In time the UFC tempered the intensity and injuries associated with this technique by the implementation of additional rules.
As more rules and safety regulations were put in place by the UFC, and injuries to players were reduced, state laws have been passed throughout the US. Recognizing MMA as a sport and television contracts were signed allowing pay-per-view for the MMA Business.
What began as a combat event with minimal rules has evolved into a recognized and respected sport. What originally pitted competitors against each other, all to determine the most effective martial art for unarmed combat situations has blossomed into a mainstream sport with mainstream acceptance.

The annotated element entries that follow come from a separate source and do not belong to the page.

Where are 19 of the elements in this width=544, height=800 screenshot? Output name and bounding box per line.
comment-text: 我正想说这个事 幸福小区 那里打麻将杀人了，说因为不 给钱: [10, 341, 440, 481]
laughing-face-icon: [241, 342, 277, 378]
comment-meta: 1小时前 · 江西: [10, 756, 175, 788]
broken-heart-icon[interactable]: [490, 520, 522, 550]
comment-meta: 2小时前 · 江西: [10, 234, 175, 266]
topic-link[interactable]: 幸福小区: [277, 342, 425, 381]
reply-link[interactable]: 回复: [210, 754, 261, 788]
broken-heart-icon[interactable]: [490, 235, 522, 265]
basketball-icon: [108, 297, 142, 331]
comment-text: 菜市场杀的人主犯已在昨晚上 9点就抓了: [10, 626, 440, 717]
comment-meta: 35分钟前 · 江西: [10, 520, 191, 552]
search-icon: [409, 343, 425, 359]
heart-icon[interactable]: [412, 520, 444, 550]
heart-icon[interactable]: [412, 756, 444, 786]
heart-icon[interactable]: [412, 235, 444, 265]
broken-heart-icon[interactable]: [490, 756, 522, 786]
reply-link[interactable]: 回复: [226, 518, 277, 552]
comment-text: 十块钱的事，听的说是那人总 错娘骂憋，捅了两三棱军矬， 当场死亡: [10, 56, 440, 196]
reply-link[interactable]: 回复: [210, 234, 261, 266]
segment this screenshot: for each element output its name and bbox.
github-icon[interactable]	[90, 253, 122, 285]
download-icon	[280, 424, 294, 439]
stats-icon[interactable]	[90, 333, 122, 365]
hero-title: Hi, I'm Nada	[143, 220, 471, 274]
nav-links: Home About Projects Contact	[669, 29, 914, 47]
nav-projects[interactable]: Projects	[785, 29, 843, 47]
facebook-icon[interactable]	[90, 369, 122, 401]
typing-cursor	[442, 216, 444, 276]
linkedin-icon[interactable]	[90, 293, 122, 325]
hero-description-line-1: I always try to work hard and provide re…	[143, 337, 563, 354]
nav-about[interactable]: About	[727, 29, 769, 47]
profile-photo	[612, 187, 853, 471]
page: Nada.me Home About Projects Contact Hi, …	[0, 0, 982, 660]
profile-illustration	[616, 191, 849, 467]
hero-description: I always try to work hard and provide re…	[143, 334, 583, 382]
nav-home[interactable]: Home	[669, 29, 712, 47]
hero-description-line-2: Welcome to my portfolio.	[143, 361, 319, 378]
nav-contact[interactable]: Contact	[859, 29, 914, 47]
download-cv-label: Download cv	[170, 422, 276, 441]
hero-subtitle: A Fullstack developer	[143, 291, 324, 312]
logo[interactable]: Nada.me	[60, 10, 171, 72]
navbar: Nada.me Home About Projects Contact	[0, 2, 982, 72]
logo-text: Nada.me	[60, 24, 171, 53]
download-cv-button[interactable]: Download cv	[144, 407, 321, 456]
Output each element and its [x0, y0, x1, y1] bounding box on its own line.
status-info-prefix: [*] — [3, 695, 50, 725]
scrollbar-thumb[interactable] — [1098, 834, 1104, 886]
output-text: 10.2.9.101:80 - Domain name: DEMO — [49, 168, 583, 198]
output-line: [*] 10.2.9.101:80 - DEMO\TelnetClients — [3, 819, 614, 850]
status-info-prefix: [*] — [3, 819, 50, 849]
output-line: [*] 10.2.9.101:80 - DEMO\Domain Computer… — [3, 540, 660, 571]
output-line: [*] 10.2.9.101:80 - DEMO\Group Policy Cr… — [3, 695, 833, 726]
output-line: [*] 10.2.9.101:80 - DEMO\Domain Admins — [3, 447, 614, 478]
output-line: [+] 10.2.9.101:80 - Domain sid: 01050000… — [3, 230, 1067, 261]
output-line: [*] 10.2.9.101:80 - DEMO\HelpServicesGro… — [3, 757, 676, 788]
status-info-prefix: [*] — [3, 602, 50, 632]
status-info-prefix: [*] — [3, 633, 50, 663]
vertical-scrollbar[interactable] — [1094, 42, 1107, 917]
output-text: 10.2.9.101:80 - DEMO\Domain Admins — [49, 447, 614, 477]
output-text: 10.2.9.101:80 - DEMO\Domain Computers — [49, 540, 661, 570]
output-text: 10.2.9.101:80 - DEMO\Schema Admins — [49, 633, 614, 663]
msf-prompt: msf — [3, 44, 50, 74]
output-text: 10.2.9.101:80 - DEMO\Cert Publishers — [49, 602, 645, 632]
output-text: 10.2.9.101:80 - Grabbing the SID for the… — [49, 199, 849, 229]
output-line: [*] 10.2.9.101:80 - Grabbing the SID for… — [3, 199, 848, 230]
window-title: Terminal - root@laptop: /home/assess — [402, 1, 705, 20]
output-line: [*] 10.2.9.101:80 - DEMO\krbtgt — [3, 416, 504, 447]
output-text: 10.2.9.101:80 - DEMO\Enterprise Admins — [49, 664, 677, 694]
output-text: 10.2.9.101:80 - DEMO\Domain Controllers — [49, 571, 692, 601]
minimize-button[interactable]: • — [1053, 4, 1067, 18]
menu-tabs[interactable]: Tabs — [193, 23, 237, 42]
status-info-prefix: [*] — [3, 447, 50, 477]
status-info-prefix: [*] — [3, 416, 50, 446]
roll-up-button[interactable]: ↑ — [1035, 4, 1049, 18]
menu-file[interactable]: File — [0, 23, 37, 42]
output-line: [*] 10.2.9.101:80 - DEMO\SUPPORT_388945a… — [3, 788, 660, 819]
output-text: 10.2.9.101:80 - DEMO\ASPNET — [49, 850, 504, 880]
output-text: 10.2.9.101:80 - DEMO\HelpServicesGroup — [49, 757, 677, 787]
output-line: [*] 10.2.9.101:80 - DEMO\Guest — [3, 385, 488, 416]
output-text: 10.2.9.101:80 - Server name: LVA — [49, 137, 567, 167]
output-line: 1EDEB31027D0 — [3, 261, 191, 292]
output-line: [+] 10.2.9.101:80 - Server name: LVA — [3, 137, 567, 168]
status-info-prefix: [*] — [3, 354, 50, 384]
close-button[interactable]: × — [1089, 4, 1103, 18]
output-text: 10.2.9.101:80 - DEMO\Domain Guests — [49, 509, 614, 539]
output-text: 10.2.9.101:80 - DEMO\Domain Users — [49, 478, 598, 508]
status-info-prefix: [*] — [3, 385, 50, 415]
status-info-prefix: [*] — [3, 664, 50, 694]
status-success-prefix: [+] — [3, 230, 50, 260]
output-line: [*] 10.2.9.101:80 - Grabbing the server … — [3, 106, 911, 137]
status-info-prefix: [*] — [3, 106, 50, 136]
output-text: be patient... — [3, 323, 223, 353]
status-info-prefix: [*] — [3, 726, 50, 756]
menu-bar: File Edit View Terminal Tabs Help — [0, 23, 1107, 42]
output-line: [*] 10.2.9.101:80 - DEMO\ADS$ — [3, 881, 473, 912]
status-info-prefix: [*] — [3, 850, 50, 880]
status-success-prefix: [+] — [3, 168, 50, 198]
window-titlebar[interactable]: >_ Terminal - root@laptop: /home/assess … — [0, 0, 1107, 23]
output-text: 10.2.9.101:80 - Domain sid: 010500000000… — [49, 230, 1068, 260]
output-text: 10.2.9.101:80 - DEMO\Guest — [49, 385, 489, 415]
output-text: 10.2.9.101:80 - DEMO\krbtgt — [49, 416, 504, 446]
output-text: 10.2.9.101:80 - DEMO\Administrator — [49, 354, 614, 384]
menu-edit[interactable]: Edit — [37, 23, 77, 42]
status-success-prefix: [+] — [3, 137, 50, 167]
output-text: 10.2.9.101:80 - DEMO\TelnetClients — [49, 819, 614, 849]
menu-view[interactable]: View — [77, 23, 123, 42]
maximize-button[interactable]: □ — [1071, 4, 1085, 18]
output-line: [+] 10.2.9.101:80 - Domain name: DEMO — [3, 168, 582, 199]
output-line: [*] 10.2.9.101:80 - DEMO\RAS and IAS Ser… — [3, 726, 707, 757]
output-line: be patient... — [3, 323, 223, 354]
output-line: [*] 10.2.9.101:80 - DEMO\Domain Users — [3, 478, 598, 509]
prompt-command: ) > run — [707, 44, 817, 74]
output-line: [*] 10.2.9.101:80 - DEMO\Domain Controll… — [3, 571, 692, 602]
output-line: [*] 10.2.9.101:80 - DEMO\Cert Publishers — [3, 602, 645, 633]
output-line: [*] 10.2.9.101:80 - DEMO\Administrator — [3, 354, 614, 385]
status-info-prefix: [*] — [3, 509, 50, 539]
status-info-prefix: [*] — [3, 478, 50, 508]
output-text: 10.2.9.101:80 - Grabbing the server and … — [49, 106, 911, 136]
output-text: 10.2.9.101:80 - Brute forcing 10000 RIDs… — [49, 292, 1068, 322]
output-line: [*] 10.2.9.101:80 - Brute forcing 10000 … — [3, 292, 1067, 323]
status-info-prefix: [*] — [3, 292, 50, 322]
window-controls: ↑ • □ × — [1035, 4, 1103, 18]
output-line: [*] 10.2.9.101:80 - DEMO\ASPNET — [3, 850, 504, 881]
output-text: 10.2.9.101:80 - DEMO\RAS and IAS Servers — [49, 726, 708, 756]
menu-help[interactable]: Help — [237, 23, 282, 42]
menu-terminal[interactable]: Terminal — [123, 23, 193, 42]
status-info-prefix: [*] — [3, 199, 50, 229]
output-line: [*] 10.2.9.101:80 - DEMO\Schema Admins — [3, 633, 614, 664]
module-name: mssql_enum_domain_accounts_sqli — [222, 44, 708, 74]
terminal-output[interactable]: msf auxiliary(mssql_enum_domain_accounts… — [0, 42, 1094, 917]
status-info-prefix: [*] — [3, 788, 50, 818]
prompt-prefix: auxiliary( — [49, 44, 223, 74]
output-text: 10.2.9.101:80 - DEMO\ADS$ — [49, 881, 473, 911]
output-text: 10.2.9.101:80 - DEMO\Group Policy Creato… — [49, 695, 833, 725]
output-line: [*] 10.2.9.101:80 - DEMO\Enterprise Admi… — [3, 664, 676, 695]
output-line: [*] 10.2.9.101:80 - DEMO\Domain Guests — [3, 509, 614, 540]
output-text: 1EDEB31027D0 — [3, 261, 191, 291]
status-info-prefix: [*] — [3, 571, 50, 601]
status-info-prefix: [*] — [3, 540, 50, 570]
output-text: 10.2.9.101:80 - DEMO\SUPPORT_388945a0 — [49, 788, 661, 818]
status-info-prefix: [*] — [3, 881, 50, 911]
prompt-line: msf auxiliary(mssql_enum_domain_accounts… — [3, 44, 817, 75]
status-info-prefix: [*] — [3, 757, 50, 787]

Today the sport of Mixed Martial Arts (MMA) as presented by UFC is so popular that pay-per-view events of the UFC, MMA events often draw a larger viewership than professional wrestling or boxing. Most of these events are sponsored through the UFC (Ultimate Fighting Championship) organization which maintains and enforces the strict rules and regulations of the sport.
At the present time MMA consists is based on various fighting styles from the East, West and Latin America including incorporating western wrestling, western boxing, Shootfighting, Kickboxing, Karate, Savate, Sumo, and Brazilian Jiu-Jitsu. These have been broken down into three basic styles of fighting. New techniques are classified as one of these three. The three are: striking, wrestling and submissions. Striking and wrestling are the basic foundation of most martial arts include a large amount of these techniques. These techniques are so popular because they give a combatant the basic ability to take the opponent player down to the mat which is an essential element for self defense.